Designing constricted microchannels to selectively entrap soft particles

The entrapment of micron-sized particles in microscopic pores is beneficial for the efficient functioning of filtration systems and microfluidic devices for analyzing individual biological cells. To optimize the performance of these systems, it is important to isolate factors that regulate the passage of particles through micron-sized constrictions. Using computational modeling, we investigate the fluid-driven motion of compliant particles through constrictions, which are formed by pillars that extend from the top and bottom walls of a microchannel. The particles are modeled as fluid-filled capsules that have elastic shells and simulate biological cells or polymeric microcapsules. The separation between the pillars is similar to 10% larger than the diameter of the undeformed capsules.

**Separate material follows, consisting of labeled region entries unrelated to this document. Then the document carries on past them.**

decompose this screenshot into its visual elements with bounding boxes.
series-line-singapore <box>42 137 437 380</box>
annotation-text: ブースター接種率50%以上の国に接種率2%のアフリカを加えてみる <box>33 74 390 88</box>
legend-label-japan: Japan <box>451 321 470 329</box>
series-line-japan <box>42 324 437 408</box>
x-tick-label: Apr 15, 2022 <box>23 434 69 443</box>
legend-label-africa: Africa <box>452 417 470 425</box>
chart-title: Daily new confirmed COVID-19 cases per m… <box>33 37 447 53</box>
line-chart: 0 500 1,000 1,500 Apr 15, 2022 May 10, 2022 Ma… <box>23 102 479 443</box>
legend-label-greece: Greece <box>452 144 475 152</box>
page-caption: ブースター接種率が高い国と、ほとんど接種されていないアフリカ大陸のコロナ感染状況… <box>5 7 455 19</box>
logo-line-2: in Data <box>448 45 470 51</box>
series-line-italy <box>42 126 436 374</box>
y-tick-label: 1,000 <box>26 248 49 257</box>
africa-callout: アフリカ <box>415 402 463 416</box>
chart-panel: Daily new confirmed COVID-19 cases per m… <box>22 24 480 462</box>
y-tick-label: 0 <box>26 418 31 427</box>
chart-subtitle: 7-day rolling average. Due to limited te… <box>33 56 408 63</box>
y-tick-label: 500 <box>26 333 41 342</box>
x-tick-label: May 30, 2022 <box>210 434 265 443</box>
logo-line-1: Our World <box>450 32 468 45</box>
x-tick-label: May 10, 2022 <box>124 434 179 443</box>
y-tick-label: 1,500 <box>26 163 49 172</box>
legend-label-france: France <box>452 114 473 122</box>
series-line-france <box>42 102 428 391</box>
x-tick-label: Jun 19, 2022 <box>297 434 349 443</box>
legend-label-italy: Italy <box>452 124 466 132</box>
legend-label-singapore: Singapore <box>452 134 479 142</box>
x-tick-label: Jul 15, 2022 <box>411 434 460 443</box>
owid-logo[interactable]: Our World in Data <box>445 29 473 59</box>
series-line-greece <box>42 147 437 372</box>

We introduce an attractive interaction between the capsules and the tops of the pillars and vary the elasticity of both the capsules and pillars. Surprisingly, we find that this simple system shows a selectivity toward capsules of intermediate stiffness. Softer capsules are readily deformed by the viscous forces and do not experience the attractive interaction with the pillars, while stiffer capsules cannot deform to maximize the favorable contact with the sticky tops. By varying the elasticity of the pillars, we can tailor the range of capsules that become stuck between the pillars. The findings provide guidelines for designing filtration systems and yield insight into the factors that drive particles to block microscopic channels.